Güncelleme Tarihi:
İstanbul’daki bir turizm şirketinin sahibi Urfalı Azmi Akbıyık, Mekke’de Türk gazeteciler ve Diyanet görevlilerine çiğköfteli toplantı düzenledi. Gecede tef çalındı, ilahiler okundu. Geceye katılanlar arasında Silivri Cezaevi Vaizi Mehmet Özcan da vardı. Mehmet Özcan cezaevinde çalıştığını söyleyince gazeteciler tarafından soru yağmuruna tutuldu. Mehmet Özcan soruları geçiştirmeye çalışsa da, cezaevindeki paşaların çoğunun namaza başladıklarını, hatta bir kısmının Cuma namazına gitmek için izin istediklerini fakat cezaevi koşulları nedeniyle buna izin verilmediğini anlattı.
MEKKE'DEKİ YEMEKLİ TOPLANTIDAN KARELER
Mekke’de görev yapan gazeteciler, yemek saatlerini kaçırdıklarında ögünlerini çoğunlukla menemen yiyerek geçiriyor. Ancak önceki gün Basın Merkezi’ndeki dinlenme odasında gazeteciler ve Diyanet çalışanları için bir sürpriz vardı. Turizmci Azmi Akbıyık memleketinden özel olarak getirttiği malzemelerle çiğ köfte yoğurdu. Hac için Mekke’de görev yapan Urfalı imamlar da tef eşliğinde ilahiler okudu. Mekke’deki yemekli toplantıya İstanbul İl Müftüsü Prof. Dr. Rahmi Yarar ile Diyanet İşleri Başkanlığı Basın Müşaviri Abdulkadir Özkan’ın da bulunduğu Diyanet personeli ile gazeteciler katıldı.
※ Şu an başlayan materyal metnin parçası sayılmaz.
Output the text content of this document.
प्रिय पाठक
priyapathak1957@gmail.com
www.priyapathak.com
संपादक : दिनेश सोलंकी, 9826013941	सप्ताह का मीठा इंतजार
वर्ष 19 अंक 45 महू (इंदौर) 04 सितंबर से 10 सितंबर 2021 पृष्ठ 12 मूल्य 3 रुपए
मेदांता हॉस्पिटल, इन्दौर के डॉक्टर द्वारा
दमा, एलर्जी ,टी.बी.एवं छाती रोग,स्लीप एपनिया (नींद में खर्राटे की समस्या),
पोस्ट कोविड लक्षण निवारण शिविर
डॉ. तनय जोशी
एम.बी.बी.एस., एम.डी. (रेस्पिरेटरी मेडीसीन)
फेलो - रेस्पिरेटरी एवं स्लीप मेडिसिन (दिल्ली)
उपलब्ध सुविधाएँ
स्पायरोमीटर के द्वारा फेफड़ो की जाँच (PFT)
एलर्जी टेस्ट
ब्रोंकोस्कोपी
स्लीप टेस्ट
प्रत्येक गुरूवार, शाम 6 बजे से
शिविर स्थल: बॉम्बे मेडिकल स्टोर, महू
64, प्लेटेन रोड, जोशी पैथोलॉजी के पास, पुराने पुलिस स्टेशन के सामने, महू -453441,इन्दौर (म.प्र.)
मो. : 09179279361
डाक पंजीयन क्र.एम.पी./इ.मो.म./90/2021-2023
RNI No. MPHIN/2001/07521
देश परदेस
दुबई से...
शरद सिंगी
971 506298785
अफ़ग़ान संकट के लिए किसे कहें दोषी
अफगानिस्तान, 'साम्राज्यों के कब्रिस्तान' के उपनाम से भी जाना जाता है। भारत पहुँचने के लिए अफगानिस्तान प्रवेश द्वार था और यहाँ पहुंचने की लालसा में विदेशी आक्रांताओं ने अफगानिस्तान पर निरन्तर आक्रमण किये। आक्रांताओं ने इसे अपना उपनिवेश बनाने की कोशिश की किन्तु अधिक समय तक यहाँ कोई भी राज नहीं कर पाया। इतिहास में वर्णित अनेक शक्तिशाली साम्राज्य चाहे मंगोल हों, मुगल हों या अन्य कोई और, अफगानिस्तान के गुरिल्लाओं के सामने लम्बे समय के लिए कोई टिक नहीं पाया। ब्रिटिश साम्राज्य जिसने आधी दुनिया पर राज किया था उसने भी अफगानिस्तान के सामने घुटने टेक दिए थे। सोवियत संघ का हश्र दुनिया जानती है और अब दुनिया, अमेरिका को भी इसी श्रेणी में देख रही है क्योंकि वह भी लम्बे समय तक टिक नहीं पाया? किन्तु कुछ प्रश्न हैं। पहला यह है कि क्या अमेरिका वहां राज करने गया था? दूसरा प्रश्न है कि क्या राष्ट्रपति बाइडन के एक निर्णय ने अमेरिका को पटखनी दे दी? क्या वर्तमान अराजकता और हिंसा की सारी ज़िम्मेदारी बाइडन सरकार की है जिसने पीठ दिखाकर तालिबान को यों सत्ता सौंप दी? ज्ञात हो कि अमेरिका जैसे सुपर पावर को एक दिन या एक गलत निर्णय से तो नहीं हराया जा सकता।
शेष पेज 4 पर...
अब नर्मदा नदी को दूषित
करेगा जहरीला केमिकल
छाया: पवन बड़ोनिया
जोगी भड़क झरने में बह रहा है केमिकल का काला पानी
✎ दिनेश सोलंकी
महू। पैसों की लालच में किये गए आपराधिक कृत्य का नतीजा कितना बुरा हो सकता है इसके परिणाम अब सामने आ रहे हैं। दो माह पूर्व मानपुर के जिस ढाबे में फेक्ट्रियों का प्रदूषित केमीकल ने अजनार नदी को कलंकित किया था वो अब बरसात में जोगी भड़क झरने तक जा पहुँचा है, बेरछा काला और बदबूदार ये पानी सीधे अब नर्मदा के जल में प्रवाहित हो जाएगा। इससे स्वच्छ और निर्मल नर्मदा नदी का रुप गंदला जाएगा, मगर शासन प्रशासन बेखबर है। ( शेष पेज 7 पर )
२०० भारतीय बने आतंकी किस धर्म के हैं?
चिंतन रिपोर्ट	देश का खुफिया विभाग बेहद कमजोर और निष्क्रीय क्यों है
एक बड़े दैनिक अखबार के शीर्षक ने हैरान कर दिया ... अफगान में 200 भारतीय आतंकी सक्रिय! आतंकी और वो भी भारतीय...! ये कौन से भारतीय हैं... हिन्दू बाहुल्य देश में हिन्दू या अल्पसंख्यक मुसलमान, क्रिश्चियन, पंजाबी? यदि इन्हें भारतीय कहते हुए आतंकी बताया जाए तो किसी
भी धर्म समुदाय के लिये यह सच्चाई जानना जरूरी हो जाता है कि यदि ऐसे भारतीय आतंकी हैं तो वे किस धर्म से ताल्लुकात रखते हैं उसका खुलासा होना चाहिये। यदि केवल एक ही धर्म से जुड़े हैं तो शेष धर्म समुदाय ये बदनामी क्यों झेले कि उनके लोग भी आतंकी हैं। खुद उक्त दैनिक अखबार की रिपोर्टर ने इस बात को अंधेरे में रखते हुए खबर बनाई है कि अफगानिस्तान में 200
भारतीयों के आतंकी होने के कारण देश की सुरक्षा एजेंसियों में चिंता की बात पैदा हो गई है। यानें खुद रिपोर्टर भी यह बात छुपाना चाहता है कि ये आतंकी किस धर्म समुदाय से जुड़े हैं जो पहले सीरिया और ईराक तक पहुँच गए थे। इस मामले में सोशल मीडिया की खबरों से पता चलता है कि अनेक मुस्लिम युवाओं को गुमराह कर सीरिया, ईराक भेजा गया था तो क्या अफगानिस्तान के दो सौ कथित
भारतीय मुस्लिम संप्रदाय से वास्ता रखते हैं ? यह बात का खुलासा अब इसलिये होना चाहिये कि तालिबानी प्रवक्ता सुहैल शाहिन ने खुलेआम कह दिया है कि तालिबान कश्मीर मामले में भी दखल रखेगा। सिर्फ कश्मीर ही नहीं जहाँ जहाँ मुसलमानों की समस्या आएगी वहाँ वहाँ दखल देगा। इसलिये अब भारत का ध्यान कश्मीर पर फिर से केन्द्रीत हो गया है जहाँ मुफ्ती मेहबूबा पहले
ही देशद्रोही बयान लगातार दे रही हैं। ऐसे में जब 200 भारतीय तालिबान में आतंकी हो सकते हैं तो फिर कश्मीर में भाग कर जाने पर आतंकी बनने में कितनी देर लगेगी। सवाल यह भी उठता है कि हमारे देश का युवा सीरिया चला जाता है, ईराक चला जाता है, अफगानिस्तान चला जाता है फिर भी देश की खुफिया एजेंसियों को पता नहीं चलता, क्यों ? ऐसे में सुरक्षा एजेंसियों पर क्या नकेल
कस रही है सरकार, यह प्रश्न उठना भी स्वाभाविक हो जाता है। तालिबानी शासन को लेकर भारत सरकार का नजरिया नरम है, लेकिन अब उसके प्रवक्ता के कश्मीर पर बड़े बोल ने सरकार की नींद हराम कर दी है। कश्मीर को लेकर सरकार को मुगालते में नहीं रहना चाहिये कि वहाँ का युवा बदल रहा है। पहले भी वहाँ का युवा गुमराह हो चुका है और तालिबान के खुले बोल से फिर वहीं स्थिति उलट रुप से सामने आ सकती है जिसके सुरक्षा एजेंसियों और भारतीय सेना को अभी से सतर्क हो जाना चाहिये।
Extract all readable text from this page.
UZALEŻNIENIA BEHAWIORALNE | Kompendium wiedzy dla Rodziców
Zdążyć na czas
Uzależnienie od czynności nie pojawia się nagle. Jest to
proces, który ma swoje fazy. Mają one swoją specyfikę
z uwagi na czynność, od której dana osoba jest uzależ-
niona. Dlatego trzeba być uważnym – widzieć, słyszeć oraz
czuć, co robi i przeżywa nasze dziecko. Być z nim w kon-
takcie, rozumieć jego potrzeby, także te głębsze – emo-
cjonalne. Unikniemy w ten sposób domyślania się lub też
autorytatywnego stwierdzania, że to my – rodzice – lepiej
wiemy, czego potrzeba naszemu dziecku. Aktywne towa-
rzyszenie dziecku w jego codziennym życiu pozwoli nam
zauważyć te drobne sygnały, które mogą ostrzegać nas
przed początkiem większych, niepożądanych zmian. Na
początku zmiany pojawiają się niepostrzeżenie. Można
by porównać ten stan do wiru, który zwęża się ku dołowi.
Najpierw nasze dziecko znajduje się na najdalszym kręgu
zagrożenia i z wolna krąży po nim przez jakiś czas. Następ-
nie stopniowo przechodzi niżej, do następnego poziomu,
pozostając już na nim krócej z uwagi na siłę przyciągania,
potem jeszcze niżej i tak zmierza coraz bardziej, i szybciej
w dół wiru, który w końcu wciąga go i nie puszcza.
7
SİLİVRİ CEZAEVİ VAİZİ: PAŞALAR NAMAZA BAŞLADI
Yemeğe katılanlar, aralarındaki diyaloğun gelişmesi için tek tek kendilerini tanıttı. Konuklar arasında Silivri Cezaevi Vazi Mehmet Özcan da vardı. Mehmet Özcan cezaevinde görev yaptığını söyleyince gazeteciler tarafından soru yağmuruna tutuldu. Devlet memuru olduğu gerekçesiyle soruları geçiştirmeye çalışan Mehmet Özcan, cezaevinde tutuklu bulunan paşalardan çoğunun namaza başladıklarını söyledi.
Mehmet Özcan’ın anlattıklarına göre, namaza başlayan paşalardan bir kısmı cezaevi yönetiminden cuma namazlarına gitmek için izin de istemiş ancak bu izinleri cezaevi koşulları nedeniyle reddedilmiş. Mehmet Özcan, Silivri’deki mahkum ve tutukluların kendisine, “Sizden, cezaevinde görevli psikologlardan olduğundan daha fazla istifade ediyoruz” dediklerini söyledi.
Özcan'ın bahsettiği paşaların hangileri olduğu ise bilinmiyor.